Два маленьких буксира весь день снуют туда-сюда по гавани, часто вытаскивая какой-нибудь трехмачтовик, который они нашли в заливе; и в тот момент, когда я пишу, большой немецкий барк с зеленым корпусом стоит у одного причала; голландский тьялк — у другого; и множество каботажных судов вонзают свои мачты, реи и снасти в вечернее небо и делают его еще более чудесным. А на одной из верфей огромная шхуна, на путь которой месяц назад в Ла-Манше случайно наткнулся военный корабль, оснащается новым бушпритом и носом; и поскольку бушприт, который оставил ей военный корабль, напоминает березовую метлу, нет сомнений, что они ей нужны.

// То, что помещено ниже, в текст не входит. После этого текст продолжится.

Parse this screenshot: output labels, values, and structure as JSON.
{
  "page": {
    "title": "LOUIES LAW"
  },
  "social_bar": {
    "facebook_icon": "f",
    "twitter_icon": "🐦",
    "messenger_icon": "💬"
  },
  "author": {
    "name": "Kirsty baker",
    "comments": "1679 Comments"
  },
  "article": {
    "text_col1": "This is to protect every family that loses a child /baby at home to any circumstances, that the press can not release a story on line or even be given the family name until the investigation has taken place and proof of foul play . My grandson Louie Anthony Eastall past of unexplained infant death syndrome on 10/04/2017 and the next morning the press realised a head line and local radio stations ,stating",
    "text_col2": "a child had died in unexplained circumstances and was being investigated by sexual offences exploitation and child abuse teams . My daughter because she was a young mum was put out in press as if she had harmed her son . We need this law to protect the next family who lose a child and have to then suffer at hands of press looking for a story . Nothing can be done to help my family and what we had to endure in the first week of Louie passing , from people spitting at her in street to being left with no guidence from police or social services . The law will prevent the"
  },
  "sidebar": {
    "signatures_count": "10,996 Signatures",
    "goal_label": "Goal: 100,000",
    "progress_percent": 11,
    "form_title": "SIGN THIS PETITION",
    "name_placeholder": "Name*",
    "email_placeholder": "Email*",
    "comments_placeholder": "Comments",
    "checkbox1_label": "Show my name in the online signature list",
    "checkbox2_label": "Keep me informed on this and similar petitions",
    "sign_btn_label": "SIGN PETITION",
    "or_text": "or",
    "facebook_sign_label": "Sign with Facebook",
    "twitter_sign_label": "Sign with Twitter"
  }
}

У меня был небольшой разговор с одним из синих джемперов о контрабанде. Он, как и я, вспоминал прошлое с некоторым сожалением. «У меня нет претензий к небольшой контрабанде, — сказал он своим ласкающим, богатым южным голосом. — Никакого вреда в контрабанде, говорю я. Я не говорю, что сам не занимался этим в свое время. Я не говорю, что у меня были бы возражения против того, чтобы в любой день сбегать на Гернси и привезти обратно тонну бочонков. Но трудность в том, что с ними делать? И вы бы выглядели такими бледными, если бы вас поймали». «Верно, — сказал я, — но разве там нет безопасных мест для высадки?» — махнул я рукой в сторону южных границ этой обширной и таинственной гавани, такой богатой бухтами и песчаными берегами. «Да, — сказал он, — да. Но не в этом дело. Вы не могли бы сделать это в одиночку: вот в чем настоящая проблема. А в контрабанде нельзя никому доверять. Нет, — сказал он, — даже собственному брату. Не в контрабанде».
Мус Пенфолд — и Билли
Каждый человек, каким бы не наблюдательным или неспособным к сопоставлению опыта он ни был, должен чему-то научиться в течение своей жизни. Какой-то мелочи. Обстоятельства заставят его это понять. И истина, которая только что была навязана мне, такова: одалживать свою овчарку пастуху — глупое дело по той простой причине, что пастух немедленно, коварно и верно сделает ее своей. Вы можете вернуть ее вечером, приласкать, назвать «Хороший старый Боб, ну же!», получить ее вялые ласки и покормить ее; но она больше не будет вашей. То есть ее душа больше не будет вашей, как бы вы ни лелеяли оболочку. Причина двояка: во-первых, овчарка — благородное животное, которое предпочитает работу лени, а хозяина — владельцу; и, во-вторых, пастухи — умные люди, скрывающие под простой внешностью много проницательности и совсем немного хитрости.